Rystad Energy earlier this month issued an analysis of flaring in the Texas portion of the Permian Basin. The report, commissioned by the Environmental Defense Fund, found that 40% of the flaring expected in 2025 could be avoidable at low or no cost to operators

Conservation group Environment Texas estimated that the RRC over the last seven years has granted producers more than 27,000 permits to flare or vent gas. 

The RRC is “stepping up to the plate on flaring,” said global warming solutions advocate Emma Pabst of Environmental Texas. “Although we might not agree with the commission’s reasoning, which largely focused on the waste aspect of the problem but denied the environmental and climate implications of the practice, I’m glad that we can all agree on something. Texas is a big place, and to see the commission support an end to routine flaring, a goal that environmentalists and public health advocates have been pushing for years, shows that they’re willing to compromise.” 

Committing To Cuts

The Texas Methane & Flaring Coalition said it is working to eliminate “routine” flaring, which it defines as “from new and existing wells/facilities during normal production operations when gas gathering, processing or infrastructure are insufficient or unavailable.”

Coalition members expressing their support to cut down the emissions included the Texas Alliance of Energy Producers (TAEP), Texas Independent Producers & Royalty Owners Association (TIPRO) and the Texas Oil & Gas Association (TIOGA). 

“Thanks to pioneering technologies, innovations and advancements unmatched by any other private sector, the oil and natural gas industry continues to serve as a catalyst for environmental progress here in Texas and around the globe,” said TIOGA President Todd Staples.

TIPRO President Ed Longanecker said the state’s operators were committed to reducing emissions and routine flaring and had “achieved measurable results through voluntary actions, industry best practices and ongoing investment in greenhouse gas mitigating technologies throughout the oil and gas value chain.” 

The Coalition, he said, “is one of several examples of the collaboration that’s occurring with many of the leading oil and gas producers in Texas to build upon the industry’s success in improving its environmental footprint and sustainable operations.”

The state’s independents “have set the standard for innovation and advancement in the oilfield, displacing dirtier fuels such as coal and biomass,” said TAEP President Jason Modglin. To help reduce emissions, “we need an all-hands-on-deck approach to solving problems, not costly top-down mandates that attempt to pick winners and losers.”

To pressure operators into reducing their gas waste, several Texas Democrats are pushing legislation to eliminate the practice or tax it. 

State Rep. Vikki Goodwin, an Austin Democrat, introduced House Bill (HB) 1494 that would, among other things, impose a 25% tax on the market value of gas flared and vented. The gas byproduct now is exempt from state taxes normally levied on gas production, as it is burned off and released instead of being captured and marketed.

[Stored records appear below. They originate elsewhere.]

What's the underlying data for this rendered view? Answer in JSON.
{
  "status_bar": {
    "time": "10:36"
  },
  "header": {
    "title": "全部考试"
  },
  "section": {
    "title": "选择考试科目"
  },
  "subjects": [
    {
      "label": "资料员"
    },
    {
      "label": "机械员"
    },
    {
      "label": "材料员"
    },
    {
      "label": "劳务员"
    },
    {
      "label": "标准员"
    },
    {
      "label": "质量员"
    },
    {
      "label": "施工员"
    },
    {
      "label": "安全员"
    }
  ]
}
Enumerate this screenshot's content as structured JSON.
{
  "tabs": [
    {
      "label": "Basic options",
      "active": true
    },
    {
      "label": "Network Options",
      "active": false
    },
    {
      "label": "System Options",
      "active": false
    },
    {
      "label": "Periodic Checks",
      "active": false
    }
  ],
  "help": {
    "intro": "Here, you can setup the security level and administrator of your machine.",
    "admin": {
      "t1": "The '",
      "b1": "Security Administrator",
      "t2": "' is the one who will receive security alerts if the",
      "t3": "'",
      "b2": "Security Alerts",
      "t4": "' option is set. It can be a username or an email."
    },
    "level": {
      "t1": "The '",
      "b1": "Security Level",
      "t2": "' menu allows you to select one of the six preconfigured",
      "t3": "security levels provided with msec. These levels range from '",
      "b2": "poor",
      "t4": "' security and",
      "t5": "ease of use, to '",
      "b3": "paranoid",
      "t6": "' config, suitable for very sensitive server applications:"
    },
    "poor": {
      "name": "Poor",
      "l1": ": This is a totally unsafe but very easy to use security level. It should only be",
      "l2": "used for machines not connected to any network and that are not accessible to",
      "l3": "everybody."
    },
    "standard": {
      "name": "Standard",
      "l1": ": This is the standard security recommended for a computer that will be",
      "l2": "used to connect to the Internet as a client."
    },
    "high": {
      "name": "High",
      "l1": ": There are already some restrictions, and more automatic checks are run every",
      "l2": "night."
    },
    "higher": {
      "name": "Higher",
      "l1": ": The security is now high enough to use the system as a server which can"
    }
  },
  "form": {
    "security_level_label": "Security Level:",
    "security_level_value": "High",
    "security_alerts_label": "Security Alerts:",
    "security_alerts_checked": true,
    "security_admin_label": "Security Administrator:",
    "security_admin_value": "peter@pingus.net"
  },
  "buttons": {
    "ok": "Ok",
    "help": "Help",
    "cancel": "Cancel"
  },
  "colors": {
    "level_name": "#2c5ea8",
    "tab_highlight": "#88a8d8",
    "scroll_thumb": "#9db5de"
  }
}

“Texas is one of the top oil and gas producing states, and as a byproduct of pulling oil out of the ground, this gas comes out — the same gas we use in our homes to cook our food,” Goodwin said. “But for oil producers, they see it as a waste product. Rather than figuring out how to sell it or how to use it onsite, they’re basically just throwing it away.”

Another bill introduced by Dallas Rep. Jessica González, HB 1377, would impose a tax on any natural gas burned off through flaring/venting into the atmosphere at the same rate as standard natural gas production, or 7.5% of market value.

In other state energy news, Land Office Commissioner George P. Bush said the Texas Defense Task Force has been formed to “identify federal overreach and fend off threats to the Texas oil and gas economy.”

Gov. Greg Abbott recently directed state agencies to use the tools needed to challenge the Biden administration’s actions that threaten the oil and natural gas industry. 

“The Texas Defense Task Force is prepared to aggressively pursue every legal avenue to slow down and stop this alarming onslaught of executive orders and defend the hundreds of thousands of good-paying jobs and our economy at large,” Bush said.